According to the court, the injured rider’s horse spooked when the son of the facility’s manager shook a vinyl tarp alongside the riding ring, creating a “loud crackly” noise. The injured rider filed suit against her trainer, the facility owner, the manager, and the manager’s son. The court held that while the rider assumed the risk of falling off a horse, she did not assume the risk created by the allegedly reckless conduct of the manager’s son. The fact that the facility owner allegedly permitted the manager’s son to be present on the property on a continuing and regular basis left open the question of whether the facility itself might be liable for his conduct.
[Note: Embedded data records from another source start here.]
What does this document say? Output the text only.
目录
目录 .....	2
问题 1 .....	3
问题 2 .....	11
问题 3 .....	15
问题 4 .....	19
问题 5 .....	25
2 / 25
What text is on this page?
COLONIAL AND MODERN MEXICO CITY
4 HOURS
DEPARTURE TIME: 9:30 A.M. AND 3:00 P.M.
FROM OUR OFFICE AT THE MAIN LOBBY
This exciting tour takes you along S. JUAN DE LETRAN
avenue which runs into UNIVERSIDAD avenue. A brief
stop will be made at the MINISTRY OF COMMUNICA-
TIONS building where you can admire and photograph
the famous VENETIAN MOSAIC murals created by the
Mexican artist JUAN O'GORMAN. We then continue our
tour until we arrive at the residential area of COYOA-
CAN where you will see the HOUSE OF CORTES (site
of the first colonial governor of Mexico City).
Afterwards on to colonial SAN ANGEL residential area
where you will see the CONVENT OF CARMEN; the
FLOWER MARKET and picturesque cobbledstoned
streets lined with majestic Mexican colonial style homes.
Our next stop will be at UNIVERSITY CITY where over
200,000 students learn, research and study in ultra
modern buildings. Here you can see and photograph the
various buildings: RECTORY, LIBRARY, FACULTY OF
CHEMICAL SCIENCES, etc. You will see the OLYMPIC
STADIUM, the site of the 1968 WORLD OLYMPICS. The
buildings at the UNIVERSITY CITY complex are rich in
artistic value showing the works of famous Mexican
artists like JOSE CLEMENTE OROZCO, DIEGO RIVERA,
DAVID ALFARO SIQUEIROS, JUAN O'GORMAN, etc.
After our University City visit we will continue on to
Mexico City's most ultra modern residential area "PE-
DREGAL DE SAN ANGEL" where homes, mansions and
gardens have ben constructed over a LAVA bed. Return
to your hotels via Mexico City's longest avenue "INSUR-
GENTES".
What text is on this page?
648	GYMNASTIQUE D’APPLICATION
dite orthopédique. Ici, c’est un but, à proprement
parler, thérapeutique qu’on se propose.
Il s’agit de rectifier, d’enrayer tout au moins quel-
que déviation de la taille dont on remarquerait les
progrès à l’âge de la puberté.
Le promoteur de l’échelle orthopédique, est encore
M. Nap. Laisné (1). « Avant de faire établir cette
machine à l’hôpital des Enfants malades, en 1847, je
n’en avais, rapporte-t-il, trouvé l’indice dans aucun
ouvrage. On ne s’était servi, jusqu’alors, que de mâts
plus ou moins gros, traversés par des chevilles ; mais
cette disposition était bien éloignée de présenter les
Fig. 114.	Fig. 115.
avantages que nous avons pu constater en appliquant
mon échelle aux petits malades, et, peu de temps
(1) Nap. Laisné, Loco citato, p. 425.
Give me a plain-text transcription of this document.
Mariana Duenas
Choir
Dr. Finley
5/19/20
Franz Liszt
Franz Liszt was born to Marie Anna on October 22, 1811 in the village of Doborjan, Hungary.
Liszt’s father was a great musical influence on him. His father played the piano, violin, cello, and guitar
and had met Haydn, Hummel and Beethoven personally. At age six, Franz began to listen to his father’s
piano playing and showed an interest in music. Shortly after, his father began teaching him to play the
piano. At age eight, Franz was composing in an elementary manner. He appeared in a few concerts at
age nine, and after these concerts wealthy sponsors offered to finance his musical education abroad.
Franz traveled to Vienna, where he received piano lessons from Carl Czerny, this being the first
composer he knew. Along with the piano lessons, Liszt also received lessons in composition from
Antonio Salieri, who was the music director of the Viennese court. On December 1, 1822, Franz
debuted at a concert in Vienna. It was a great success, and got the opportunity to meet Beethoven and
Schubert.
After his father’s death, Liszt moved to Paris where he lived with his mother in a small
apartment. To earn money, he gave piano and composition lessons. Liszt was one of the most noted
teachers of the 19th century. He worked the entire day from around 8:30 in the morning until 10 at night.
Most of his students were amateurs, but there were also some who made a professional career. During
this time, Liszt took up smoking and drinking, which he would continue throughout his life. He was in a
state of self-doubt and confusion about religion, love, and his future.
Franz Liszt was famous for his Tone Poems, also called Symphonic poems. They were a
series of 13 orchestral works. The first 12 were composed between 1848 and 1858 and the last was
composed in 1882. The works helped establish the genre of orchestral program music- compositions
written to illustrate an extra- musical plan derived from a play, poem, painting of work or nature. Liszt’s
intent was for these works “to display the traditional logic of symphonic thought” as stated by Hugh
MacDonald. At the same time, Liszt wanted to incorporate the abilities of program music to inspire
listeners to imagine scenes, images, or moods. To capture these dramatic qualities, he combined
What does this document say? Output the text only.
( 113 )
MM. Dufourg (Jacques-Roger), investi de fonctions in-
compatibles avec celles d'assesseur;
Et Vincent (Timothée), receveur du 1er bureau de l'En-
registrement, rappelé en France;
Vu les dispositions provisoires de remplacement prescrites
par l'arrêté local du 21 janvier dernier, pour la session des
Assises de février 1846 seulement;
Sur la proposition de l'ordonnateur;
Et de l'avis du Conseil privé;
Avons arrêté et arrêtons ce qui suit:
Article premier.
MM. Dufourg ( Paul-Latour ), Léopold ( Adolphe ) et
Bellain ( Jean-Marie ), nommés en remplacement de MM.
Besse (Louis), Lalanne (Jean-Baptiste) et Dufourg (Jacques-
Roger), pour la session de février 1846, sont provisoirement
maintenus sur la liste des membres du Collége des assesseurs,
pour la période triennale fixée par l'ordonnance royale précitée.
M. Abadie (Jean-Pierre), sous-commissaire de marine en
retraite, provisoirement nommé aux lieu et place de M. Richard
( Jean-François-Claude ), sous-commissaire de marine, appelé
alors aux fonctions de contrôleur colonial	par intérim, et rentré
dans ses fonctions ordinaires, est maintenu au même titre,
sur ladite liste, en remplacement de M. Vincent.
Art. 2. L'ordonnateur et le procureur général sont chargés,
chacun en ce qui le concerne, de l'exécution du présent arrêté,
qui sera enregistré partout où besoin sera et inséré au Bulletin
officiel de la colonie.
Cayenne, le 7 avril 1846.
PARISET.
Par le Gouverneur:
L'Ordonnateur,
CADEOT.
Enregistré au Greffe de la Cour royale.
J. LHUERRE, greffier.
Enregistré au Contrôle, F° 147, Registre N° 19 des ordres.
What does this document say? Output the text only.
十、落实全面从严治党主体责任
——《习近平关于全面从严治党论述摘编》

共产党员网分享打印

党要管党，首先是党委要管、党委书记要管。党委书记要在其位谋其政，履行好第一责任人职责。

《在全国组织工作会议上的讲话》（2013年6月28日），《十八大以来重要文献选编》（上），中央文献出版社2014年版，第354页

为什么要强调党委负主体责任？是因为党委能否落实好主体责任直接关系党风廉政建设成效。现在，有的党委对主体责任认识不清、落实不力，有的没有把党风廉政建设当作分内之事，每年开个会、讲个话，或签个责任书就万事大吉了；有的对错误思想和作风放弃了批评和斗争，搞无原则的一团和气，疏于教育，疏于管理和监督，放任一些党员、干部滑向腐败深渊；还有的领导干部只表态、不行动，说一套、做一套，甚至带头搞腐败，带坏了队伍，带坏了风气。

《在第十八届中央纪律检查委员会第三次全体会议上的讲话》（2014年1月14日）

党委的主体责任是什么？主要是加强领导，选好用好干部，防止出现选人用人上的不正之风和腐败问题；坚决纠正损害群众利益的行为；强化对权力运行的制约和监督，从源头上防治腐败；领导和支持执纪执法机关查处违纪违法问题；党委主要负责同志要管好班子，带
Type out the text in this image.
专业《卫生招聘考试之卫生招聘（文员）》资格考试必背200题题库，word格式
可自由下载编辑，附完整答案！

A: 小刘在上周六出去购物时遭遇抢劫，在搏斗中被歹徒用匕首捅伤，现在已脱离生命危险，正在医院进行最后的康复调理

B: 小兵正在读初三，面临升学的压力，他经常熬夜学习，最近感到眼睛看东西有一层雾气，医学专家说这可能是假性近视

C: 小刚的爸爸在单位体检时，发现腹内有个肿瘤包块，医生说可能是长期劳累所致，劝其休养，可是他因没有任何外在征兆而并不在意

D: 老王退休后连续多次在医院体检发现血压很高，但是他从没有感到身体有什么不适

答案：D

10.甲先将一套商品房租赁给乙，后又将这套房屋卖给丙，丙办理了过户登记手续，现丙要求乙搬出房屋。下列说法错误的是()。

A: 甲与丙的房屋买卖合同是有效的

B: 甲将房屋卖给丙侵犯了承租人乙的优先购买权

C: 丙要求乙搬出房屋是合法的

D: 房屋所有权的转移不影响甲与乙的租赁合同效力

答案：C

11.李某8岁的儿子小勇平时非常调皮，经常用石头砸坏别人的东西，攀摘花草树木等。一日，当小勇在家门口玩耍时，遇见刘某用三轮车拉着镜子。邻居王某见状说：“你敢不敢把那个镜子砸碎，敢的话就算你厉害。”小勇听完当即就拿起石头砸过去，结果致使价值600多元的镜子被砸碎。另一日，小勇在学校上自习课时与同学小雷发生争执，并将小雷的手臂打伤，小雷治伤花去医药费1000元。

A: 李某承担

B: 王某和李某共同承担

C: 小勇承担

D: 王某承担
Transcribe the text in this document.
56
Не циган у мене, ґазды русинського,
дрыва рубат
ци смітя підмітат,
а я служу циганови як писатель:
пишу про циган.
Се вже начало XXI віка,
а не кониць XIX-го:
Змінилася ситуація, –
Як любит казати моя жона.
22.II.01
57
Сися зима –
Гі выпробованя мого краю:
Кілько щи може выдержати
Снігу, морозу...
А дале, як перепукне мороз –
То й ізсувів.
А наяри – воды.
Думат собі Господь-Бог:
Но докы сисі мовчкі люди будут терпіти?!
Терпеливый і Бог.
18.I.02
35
The rider’s lawsuit spawned another lawsuit — between the facility and the trainer. The court’s opinion indicates that the trainer leased access to the property from the facility, and the lease agreement required the trainer to obtain a waiver or release from students. Since the trainer had not obtained a waiver or release from the injured rider, the facility sought indemnification from the trainer for the alleged breach. The trial court had initially dismissed this claim on the grounds that the waiver “would have served no practical purpose” because it would have been void or unenforceable as against public policy pursuant to New York law. The appellate court rejected this argument and reinstated the facility’s lawsuit against the trainer, finding that the New York law prohibiting waivers for “places or amusement or recreation” did not apply to students taking riding lessons. The court concluded that the “riding establishment was not a ‘place of amusement or recreation’ and hence, had a waiver been obtained, such waiver would not have been rendered void under the statute.”
The injured rider was allowed to pursue her claims against the facility and the manager’s son, and the facility was allowed to pursue its claim against the trainer.